Wer sich Implantate wünscht, benötigt dafür einen starken Kieferknochen. Doch manchmal hat sich der Kieferknochen stellenweise zurückgebildet. Die Gründe dafür sind unterschiedlich: Zahnverlust, Parodontitis oder eine schlecht sitzende Prothese. Dann ist die Knochensubstanz nicht stark genug, um ein Implantat sicher zu halten. Die Zahnärzte im Schloss Steglitz  erklären, wann ein Knochenaufbau sinnvoll ist.

Implantologie Berlin: Nur fester Knochen verleiht Zahnimplantaten Halt

Ein fester Kieferknochen ist die Voraussetzung für einen sicheren Halt von Implantaten.
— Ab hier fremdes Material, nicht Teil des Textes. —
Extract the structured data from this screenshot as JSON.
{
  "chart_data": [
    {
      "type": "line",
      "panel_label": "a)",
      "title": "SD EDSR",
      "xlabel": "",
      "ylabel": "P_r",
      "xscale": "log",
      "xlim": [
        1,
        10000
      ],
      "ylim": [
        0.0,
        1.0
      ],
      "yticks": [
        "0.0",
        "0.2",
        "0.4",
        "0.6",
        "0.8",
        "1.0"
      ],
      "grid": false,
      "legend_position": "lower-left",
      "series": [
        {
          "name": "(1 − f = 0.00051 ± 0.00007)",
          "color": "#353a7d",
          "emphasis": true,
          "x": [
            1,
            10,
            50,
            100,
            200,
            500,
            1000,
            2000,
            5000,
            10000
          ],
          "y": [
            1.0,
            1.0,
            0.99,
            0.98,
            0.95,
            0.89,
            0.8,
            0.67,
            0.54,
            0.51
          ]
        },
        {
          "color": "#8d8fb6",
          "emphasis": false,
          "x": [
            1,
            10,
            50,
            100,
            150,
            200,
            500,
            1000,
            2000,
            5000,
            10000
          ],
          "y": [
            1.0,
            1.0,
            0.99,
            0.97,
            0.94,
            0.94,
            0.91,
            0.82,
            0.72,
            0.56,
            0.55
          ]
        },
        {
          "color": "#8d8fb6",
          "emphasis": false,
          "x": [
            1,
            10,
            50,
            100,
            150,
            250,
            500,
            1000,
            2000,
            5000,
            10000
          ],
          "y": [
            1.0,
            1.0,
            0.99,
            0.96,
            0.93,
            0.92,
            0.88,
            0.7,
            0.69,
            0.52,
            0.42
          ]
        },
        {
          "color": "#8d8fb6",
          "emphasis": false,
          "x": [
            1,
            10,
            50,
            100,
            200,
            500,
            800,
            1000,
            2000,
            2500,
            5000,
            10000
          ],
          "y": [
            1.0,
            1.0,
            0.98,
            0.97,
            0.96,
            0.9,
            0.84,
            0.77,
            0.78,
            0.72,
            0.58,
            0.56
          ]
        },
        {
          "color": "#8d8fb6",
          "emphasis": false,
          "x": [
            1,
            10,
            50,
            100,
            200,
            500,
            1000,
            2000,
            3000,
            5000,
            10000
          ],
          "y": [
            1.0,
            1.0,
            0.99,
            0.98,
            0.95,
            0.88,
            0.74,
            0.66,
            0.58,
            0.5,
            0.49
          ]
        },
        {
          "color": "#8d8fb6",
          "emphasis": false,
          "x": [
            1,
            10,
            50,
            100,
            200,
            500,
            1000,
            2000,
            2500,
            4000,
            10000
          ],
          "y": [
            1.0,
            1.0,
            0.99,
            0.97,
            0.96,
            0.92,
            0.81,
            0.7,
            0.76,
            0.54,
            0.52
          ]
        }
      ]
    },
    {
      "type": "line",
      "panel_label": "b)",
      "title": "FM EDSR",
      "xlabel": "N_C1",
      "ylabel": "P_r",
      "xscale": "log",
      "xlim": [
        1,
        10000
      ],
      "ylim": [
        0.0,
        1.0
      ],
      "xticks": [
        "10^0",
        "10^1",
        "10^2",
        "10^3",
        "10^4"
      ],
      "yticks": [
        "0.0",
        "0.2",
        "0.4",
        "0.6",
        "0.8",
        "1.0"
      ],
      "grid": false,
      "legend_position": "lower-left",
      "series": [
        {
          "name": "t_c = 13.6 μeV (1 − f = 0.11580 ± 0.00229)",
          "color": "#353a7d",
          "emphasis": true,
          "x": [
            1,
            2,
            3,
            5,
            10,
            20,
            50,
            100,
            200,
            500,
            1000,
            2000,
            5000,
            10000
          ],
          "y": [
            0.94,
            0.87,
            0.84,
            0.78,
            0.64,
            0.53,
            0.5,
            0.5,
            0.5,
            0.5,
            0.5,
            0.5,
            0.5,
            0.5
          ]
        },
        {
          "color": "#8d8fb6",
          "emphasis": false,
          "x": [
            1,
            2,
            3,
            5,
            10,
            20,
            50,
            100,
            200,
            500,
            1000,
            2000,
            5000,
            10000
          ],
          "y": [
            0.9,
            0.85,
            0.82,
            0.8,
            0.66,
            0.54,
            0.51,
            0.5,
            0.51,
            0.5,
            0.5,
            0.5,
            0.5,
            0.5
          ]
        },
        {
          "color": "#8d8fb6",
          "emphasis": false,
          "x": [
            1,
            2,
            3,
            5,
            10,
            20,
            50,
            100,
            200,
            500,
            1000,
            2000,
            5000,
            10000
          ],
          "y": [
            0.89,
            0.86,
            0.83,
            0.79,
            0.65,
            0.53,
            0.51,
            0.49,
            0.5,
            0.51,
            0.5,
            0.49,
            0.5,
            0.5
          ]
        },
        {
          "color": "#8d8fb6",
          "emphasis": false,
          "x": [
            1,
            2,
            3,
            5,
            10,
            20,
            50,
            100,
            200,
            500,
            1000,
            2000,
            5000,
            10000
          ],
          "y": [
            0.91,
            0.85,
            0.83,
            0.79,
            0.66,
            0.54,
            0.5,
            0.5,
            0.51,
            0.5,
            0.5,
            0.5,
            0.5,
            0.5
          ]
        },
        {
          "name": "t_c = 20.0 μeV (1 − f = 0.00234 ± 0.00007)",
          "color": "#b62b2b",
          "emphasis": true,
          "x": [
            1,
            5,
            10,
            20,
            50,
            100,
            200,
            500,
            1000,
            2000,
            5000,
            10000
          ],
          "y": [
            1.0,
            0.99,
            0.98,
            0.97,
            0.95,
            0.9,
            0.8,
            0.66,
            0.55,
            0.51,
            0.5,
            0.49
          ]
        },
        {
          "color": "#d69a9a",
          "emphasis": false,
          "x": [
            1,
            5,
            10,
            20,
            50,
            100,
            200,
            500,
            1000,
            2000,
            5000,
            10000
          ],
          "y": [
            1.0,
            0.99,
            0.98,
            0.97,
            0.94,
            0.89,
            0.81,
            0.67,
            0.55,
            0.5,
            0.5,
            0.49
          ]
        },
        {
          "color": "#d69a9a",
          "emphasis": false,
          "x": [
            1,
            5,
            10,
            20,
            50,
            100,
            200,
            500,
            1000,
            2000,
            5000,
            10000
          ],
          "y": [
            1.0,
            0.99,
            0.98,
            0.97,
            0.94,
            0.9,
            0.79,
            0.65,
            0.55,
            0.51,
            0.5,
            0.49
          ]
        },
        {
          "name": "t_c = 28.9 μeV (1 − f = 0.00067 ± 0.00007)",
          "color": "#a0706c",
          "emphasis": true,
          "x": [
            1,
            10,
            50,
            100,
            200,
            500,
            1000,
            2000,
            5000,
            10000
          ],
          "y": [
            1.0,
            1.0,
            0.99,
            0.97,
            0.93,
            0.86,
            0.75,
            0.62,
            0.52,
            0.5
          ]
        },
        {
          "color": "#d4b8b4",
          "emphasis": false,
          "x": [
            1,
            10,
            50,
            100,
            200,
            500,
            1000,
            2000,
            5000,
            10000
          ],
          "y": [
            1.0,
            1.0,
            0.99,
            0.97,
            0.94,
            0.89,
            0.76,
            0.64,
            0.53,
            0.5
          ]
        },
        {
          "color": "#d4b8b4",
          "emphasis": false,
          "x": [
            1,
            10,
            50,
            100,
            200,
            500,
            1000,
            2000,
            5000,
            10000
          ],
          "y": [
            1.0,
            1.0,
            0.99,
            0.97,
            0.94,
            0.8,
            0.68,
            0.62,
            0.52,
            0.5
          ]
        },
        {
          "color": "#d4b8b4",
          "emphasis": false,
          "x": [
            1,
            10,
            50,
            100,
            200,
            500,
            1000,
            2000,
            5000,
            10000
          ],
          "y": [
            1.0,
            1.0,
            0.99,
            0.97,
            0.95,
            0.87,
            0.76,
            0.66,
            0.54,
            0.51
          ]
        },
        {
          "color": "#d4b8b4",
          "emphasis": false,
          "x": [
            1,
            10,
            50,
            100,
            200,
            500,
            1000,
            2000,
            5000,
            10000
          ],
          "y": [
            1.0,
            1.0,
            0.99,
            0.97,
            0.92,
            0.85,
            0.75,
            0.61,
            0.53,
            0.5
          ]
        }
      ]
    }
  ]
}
Nur so sitzen die künstlichen Zahnwurzeln fest im Kiefer und halten künstliche Zahnkronen oder Zahnersatz sicher.

Doch nicht nur für das Einsetzen von Implantaten ist ein Knochenaufbau nötig: Grundsätzlich werden Gebiss und Zahnhalteapparat (Parodont) langfristig gestärkt, wenn der Knochen wieder aufgebaut wird. Auch für ästhetische Optimierung bietet sich das Verfahren an, zum Beispiel nach einer Zahnentfernung im Frontzahnbereich.

Gründe für Knochenverlust

Fehlende Zähne: Es scheint fast, als wäre er beleidigt: Wird der Kieferknochen nicht gebraucht, weil ein Zahn verloren wurde, zieht er sich zurück. Fast immer geht Zahnverlust mit Knochenrückgang einher. Während des Heilungsprozesses um den verloren gegangenen Zahn bildet sich die Knochensubstanz zurück. Wird das Zahnfach der ehemaligen Zahnwurzel – die sogenannte Alveole – nun nicht gefüllt, fehlt der Kaudruck. Dies gibt dem Kiefer das Signal: Du wirst nicht mehr gebraucht – und es kommt zum Knochenabbau.

Parodontitis: Bei Parodontitis handelt es sich um eine chronische Entzündung des Zahnbetts, die durch Bakterien ausgelöst wird. Bei der Erkrankung greifen die Bakterien Zahnfleisch und Zahnbett an. Die Folgen: Zahnfleischschwund und Rückgang des Kieferknochens. Mit einem Knochenaufbau wird der Knochenrückgang gestoppt und oft sogar rückgängig gemacht.

Schlecht sitzende Prothesen: Sitzt eine Prothese nicht genau, entstehen permanenter Druck und Reibung. Diese ständige Fehlbelastung führt zum Abbau des Kieferknochens.

Knochenaufbau: “We lift you up” mit dem Sinuslift

Für den Knochenaufbau stehen uns unterschiedliche Methoden zur Verfügung. Bewährt haben sich der interne und der externe Sinuslift. Beim internen Sinuslift wird das Knochenmaterial direkt während einer Implantation eingebracht – es ist also nur ein Eingriff nötig. Den externen Sinuslift nutzen wir, wenn der Knochenabbau schon vorangeschritten ist. Dann wird einige Zeit vor der Implantation das Knochenersatzmaterial in einem eigenen Eingriff in die Kieferhöhle eingebracht.

Das Material beginnt, sich mit dem eigenen Kieferknochen zu verbinden und einzuwachsen. Nach wenigen Monaten ist der Kieferknochen stabil und belastbar – zum Beispiel für den Einsatz von Zahnimplantaten in unserer Praxis in Berlin.

Übrigens: Ein Zahnimplantat verhindert weiteren Knochenabbau! Durch die künstliche Zahnwurzel bleibt der Gegendruck erhalten und der Knochen wird weiterhin stimuliert. Somit tragen Implantate – genau wie die natürlichen Zähne – zum Erhalt des Kieferknochens bei.